In the suit now under consideration there was a separate and distinct controversy between the plaintiff, a citizen of Iowa, and each of the citizens of New York, who were defendants. Each controversy related to the several tracts of land claimed by each defendant individually, and not as joint owner with the other defendants. Three of the citizens of New York caused to be made and filed the necessary affidavit and petition for removal, and thereupon, by common consent *559 apparently, the suit as an entirety was transferred to the Circuit Court for final adjudication as to all the parties. The plaintiff, as well as the defendants, appeared in the Circuit Court without objection, and that court proceeded as if its authority in the matter was complete. Whether in such a case the suit could be removed was a question for the Circuit Court to decide when it was called on to take jurisdiction.
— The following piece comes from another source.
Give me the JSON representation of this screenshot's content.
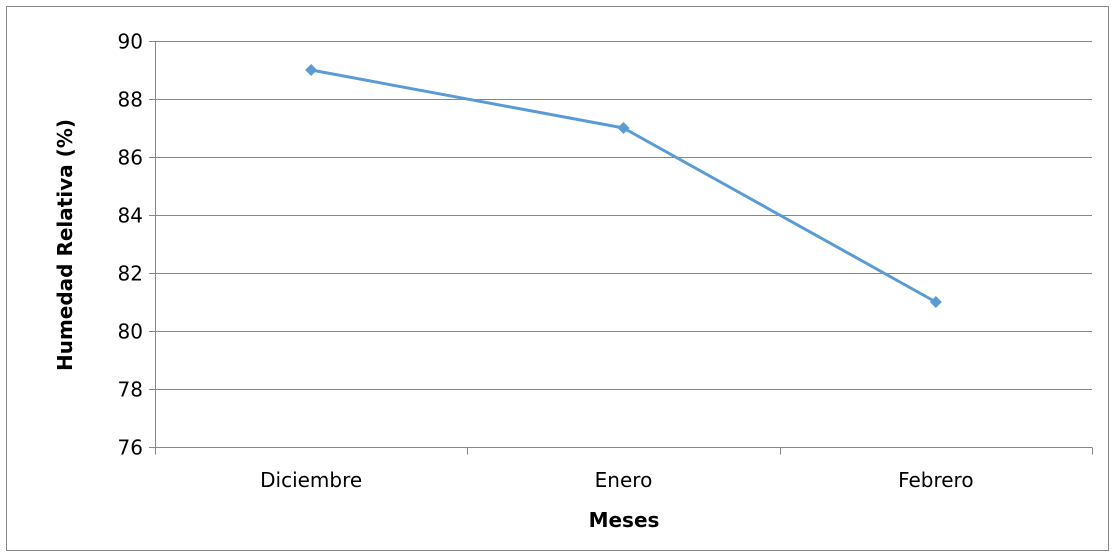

If it kept the case when it ought to have been remanded, or if it proceeded to adjudicate upon matters in dispute between two citizens of Iowa, when it ought to have confined itself to those between the citizens of Iowa and the citizens of New York, its final decree in the suit could have been reversed, on appeal, as erroneous, but the decree would not have been a nullity. To determine whether the suit was removable in whole or in part or not, was certainly within the power of the Circuit Court. The decision of that question was the exercise and the rightful exercise of jurisdiction, no matter whether in favor of or against taking the cause. Whether its decision was right, in this or any other respect, was to be finally determined by this court on appeal. As the Circuit Court entertained the suit, and this court, on appeal, impliedly recognized its right to do so, and proceeded to dispose of the case finally on its merits, certainly our decree cannot, in the light of prior adjudications on the same general question, be deemed a nullity. It was, at the time of the trial in the present case in the court below, a valid and subsisting prior adjudication of the matters in controversy, binding on these parties, and a bar to this action. In refusing so to decide, the court failed to give full faith and credit to the decree of this court under which the Navigation and Railroad Company claimed an immunity from all liability to the Homestead Company on account of the taxes sued for, and this was error.
For this reason, the judgment is reversed, and the cause is remanded for further proceedings, not inconsistent with this opinion.